Взаимосвязи (СИ) - Башкарев Евгений. Страница 31
«Девятый этаж, третье окно справа. Живет молодая семья и дочка. Дочке около пятнадцати. Постоянно ругается с родителями. Жестикулирует, кричит. Когда остается одна, окно своей комнаты держит занавешенным». Запись датирована двадцать четвертым ноября две тысячи пятнадцатого года. Позже будут возникать дополнения. Девочка становилась старше, красила волосы то в красный, то в оранжевый цвет, курила в своей комнате, пока родителей не было дома, обожала танцевать. Многое менялось, в том числе и стиль девочки, но кое-что оставалось неизменным: она задвигала шторы в момент переодевания. Такие женские привычки вызывали у Артема раздражение.

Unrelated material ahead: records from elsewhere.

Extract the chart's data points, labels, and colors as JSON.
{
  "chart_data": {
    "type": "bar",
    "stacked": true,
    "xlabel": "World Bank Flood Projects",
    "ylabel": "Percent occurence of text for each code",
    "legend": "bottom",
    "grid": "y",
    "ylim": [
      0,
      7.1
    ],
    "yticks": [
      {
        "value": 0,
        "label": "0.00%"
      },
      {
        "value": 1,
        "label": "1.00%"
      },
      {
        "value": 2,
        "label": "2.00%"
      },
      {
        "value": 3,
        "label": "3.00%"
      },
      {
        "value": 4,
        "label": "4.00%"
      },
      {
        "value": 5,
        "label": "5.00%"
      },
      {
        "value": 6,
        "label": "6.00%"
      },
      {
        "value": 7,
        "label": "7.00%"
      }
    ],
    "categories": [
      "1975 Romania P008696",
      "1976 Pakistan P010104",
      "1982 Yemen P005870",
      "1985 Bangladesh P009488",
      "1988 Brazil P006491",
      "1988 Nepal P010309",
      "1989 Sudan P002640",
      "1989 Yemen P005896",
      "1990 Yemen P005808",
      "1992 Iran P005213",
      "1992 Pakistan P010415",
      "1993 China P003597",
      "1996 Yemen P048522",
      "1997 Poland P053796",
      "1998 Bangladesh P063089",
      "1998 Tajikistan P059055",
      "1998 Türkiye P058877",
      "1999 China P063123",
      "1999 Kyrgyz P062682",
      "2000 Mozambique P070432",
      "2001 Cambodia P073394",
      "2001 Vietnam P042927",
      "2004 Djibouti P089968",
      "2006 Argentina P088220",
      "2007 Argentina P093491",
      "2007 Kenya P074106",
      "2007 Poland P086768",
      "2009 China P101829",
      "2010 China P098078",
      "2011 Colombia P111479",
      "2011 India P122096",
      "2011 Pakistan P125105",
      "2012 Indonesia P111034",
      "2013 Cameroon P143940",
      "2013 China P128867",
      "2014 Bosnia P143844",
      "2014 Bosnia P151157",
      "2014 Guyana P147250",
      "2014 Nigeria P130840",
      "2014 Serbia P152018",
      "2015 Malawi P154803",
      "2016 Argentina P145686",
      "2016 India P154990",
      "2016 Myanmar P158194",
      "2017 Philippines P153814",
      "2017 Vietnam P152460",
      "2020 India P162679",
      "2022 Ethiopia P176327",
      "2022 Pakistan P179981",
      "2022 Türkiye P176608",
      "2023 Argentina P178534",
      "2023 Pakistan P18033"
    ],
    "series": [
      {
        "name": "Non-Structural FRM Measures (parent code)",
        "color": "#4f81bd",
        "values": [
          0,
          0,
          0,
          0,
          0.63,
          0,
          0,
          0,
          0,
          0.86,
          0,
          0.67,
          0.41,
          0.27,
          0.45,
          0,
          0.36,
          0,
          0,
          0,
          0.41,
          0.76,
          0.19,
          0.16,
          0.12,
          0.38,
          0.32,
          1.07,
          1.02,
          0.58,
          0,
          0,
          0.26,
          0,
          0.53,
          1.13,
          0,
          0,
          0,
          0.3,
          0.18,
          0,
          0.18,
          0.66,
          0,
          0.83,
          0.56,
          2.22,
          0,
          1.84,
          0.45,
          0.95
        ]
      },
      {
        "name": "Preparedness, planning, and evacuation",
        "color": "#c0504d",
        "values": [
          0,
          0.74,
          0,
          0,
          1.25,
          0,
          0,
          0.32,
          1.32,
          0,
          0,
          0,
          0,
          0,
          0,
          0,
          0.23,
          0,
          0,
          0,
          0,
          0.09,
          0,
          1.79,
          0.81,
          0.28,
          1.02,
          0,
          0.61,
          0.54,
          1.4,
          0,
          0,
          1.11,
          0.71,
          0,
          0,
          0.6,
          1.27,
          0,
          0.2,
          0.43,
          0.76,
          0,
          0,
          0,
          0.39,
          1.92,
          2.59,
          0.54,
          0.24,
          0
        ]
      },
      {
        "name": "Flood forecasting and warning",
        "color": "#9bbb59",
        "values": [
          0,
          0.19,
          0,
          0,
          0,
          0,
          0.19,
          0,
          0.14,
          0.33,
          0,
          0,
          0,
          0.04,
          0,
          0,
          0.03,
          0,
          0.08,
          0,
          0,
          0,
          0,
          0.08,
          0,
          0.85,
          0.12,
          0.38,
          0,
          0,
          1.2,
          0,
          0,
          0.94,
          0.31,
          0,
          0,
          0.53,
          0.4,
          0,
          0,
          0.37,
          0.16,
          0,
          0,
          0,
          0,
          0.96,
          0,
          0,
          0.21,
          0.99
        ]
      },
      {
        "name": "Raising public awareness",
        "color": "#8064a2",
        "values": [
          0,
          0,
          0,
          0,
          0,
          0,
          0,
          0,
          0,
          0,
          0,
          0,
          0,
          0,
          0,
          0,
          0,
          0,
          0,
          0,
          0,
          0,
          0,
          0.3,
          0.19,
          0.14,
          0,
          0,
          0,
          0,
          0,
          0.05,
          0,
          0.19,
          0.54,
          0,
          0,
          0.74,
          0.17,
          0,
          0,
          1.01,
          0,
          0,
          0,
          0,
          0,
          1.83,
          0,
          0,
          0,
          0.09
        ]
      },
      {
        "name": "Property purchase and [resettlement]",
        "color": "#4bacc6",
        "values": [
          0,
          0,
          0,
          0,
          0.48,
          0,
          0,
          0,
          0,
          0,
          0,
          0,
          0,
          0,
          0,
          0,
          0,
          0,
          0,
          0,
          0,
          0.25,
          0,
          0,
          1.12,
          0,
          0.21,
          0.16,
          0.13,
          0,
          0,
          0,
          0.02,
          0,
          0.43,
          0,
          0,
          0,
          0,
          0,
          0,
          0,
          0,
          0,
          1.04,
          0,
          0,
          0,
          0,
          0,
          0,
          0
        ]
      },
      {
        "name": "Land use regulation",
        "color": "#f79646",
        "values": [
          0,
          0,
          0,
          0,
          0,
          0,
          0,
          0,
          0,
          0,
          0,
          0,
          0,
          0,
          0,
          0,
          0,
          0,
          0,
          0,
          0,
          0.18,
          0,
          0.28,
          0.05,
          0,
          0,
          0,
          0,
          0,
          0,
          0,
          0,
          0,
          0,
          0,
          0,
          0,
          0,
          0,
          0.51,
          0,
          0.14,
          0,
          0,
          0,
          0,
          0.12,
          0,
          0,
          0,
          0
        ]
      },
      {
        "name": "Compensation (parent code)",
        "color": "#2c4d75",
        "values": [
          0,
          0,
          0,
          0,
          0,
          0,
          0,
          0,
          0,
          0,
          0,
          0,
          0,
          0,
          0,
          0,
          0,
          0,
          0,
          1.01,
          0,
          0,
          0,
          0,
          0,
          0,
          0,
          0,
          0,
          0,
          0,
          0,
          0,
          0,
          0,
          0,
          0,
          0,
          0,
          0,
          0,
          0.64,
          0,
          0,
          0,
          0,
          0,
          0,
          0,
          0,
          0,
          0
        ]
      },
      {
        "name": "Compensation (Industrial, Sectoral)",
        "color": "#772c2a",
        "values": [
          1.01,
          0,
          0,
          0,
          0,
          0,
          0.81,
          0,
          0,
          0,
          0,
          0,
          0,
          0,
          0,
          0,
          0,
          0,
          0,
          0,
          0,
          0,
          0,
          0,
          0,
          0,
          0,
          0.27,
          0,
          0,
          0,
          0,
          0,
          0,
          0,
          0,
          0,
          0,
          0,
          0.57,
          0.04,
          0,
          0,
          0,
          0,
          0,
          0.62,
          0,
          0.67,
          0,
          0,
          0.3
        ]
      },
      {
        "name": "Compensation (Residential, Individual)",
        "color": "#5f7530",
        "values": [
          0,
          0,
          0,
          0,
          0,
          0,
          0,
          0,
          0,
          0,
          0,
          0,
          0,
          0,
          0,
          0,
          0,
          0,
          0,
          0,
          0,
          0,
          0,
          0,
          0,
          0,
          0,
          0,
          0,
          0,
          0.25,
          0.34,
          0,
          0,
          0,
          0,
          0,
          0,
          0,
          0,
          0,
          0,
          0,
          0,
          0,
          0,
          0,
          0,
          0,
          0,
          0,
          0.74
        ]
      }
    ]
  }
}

«Седьмое окно справа, девятый этаж. Живет молодой парень, один, без семьи. Сутками просиживает у компьютера с наушниками на голове. Иногда приглашает в квартиру друзей и вместе с друзьями сидит у компьютера, пьет пиво, смеется и играет. Встает из-за стола, только чтобы размять спину. Иногда сидит до утра. Ставит возле себя чашку с попкорном и ест, чтобы не уснуть». Таких людей Артем считал больными и потерянными. Если он еще видел взаимосвязи, то они лишались и этого. Свою жизнь они уже проиграли.
«Восьмой этаж, третье окно от лестничной площадки. Живет одна из семей, которые в документах социальных служб принято обозначать красным флажком. Неблагополучная семья. Отец пьет каждый день. Иногда бегает за женой по трехкомнатной квартире с разными предметами в руках: вилкой, карандашом, бутылкой, графином, спичками, настольной лампой. Соседи вызывают полицию, после чего мужчина пропадает на несколько суток. А по возвращении начинается все по-новой. Детей нет».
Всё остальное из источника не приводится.